The Maharaja’s Sawari Camp stamp
by Malcolm Campbell

The stamp known to us as the Maharaja’s Sawari Camp stamp has been reported as issued at Christmas 1898 or in January 1899 according to Major Dawson. We generally accept it was issued in January 1899.
I suggest it is unique amongst the hundreds of revenue stamps, court fee documents and fiscal stamps and all postage stamps of the Gurkha Sarkar (government) as not bearing a value! The Devanagari inscription reads on the top line ‘Gurkha’ and I suggest that the bottom line reads प्रधानI ‘Pradhana’ which has several meanings such as chief, main, leader or Prime Minister, (who was at time of issue, Shree Teen Maharaja Bir SJB Rana), rather than आधा अन्ना ‘ahda anna’ as in half anna. I was encouraged to pursue this observation when I saw in the late Prof. Armand E. Singer’s book of his collection, “Nepal 1772-1961 and beyond” published by George Alevizos 1997, that carries an image on page 124 of “The budget letter card” that was sold for half an anna (2 paisa) to which the Camp stamp was to be affixed and generally cancelled with a few pen strokes.

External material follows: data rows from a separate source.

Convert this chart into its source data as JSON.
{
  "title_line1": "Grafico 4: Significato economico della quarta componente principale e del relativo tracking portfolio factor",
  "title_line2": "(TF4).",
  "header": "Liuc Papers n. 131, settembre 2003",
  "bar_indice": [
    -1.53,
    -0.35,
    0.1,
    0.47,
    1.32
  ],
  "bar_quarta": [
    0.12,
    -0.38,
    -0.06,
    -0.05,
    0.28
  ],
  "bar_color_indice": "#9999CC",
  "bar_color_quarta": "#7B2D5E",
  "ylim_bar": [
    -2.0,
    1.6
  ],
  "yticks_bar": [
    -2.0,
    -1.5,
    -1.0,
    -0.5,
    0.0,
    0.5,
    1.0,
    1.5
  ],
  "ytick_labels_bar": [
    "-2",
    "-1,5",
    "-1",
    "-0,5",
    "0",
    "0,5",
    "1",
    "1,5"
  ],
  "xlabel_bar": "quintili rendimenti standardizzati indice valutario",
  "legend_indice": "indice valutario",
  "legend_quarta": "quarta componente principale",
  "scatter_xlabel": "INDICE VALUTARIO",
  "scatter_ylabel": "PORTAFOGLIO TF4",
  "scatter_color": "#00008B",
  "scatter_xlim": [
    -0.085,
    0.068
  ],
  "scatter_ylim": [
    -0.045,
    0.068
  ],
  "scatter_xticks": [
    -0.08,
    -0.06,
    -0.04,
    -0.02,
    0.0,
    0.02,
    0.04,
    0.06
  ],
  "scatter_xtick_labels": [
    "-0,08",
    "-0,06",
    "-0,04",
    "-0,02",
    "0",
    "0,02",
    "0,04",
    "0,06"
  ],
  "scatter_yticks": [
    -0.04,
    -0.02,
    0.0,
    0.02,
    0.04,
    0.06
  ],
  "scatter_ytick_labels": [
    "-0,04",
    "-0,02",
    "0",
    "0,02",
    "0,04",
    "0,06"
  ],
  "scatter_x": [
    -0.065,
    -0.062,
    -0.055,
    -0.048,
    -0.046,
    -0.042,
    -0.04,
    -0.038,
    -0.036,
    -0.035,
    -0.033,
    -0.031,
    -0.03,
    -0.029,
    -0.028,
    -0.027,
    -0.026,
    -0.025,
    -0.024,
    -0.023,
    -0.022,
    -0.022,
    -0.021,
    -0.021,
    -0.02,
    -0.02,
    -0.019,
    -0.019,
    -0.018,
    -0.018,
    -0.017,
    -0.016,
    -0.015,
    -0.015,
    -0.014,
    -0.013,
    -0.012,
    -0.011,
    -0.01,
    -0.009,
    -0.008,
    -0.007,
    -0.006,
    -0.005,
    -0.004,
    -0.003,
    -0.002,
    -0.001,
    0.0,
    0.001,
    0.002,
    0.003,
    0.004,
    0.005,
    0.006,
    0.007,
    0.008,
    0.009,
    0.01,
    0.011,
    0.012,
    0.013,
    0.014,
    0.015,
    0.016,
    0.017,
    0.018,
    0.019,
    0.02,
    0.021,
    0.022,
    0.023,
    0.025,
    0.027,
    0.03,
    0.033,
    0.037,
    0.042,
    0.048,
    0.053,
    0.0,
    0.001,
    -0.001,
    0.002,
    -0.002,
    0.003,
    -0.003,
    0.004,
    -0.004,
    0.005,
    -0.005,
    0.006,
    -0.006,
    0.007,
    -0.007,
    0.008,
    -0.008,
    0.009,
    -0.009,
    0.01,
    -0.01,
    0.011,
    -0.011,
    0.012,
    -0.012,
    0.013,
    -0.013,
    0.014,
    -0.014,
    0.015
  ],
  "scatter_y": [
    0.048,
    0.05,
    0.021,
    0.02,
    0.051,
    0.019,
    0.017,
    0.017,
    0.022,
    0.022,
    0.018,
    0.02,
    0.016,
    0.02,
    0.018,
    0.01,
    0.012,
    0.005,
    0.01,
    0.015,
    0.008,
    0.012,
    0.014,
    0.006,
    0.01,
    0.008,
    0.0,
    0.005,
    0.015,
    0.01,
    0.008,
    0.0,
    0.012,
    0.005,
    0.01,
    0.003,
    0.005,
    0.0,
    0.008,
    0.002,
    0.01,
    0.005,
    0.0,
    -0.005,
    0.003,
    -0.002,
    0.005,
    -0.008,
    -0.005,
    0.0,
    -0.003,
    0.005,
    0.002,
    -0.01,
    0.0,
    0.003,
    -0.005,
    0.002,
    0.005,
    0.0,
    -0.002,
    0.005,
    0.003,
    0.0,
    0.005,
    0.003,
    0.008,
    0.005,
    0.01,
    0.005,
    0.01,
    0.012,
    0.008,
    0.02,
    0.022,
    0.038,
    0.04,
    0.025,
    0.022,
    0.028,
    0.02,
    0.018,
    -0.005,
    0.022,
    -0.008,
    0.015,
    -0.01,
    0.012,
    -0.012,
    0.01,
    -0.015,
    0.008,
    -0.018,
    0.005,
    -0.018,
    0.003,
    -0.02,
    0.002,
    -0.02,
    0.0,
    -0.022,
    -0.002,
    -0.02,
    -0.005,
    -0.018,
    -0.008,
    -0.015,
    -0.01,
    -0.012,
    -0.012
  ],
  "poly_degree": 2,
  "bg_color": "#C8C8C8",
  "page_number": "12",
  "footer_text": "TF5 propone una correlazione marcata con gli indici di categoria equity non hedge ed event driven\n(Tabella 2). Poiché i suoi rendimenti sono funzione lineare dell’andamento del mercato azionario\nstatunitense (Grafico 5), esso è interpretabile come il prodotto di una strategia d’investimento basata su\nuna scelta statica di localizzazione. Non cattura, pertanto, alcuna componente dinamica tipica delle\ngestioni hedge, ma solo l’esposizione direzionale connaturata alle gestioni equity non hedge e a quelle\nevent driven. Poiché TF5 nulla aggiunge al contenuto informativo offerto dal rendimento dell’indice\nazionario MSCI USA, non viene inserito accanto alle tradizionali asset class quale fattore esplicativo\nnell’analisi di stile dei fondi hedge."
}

Singer stated that the half anna paid for the card not the stamp. In very small print on the front of that post card was “Court Share”, whatever that meant? I find it hard to believe that the hosting Maharaja of such lavish shikar or hunting expeditions and tours of inspection for the Royalty and political leaders of Europe and the subcontinent’s nobility and British Raj would have charged his illustrious guests a paltry 2 paisa to use his free mail service within the kingdom. The postcard could not be used beyond the Kingdom of the Gurkhas at the time of issue, so it was mainly used to and from the capital in the Kathmandu valley, known as Nepal then. Covers exist to at least the 1912 Sawari Camp. Later mail use from the Terai hunting camps was mainly via the Indian Embassy with special cancellations in English generally on covers bearing British India postage. There are used single stamps of the first issues of this stamp posted from Kathmandu cancelled with a Kathmandu type III in use 1899-1904 as Hellrigl & Hepper describe in “The native postmarks of Nepal” 1978 and described as a D68b cancellation in use during the same period in Dr Ramesh Shrestha’s “The postal history of Nepal”2009. I suggest that maybe these stamps were indeed supplied free to guests at the Maharaja’s shooting camps between 1899 and 1912, as I haven’t seen any used later than that and that they were given to entitled individuals to gain access to the Prime Minister’s free mail access, while they were his guests in Nepal. This would account for why these cancelled stamps all appear as singles, even those used in Kathmandu, when there was no postage rate of half an anna for a letter.

The elements of the stamp design features a coin issued by Raja Chakra Vartendra Malla (who was Newari) of Kathmandu 1668 AD and ruled for just one day. That was surely to put the Newars of the Valley in their place, as the Ranas had outlawed the speaking of Newari and many cultural aspects of the Newars in Kathmandu. Mookala? (Newari for “is that not so?”) The elements of the design depict the three methods by which the Ranas retained power: the Banastra (bow & arrow), the Pas (noose) over emblems of the Khukris (crossed weapons). This iconography was particularly appealing to the visiting native princes of India, but the significance was probably lost on the visiting British Raj.

Over to our members to critique my proposal as to the original use of this stamp and maybe this issue of 1899 was a concession franking stamp for honoured guests to use rather than a postage stamp or a revenue stamp? Of course, it was later decreed that supplies in storage in 1917 would have a value of half an anna each to facilitate their use as payment for telegrams and phone messages until 1930 when postage stamps were used, but my proposition here relates to the issue and its use from 1899 until about 1912.


  1. Sawari Camp followers December 1911 in the Terai, King George V and his Raj followers with PM Chandra SJB Rana and Nepalese hosts. Image by Capt. Medusa no copyright.
  1. Several cancelled stamps of the 1899 issue in pin-perf and imperf types bearing the Kathmandu type III cancellation of 1899-1904.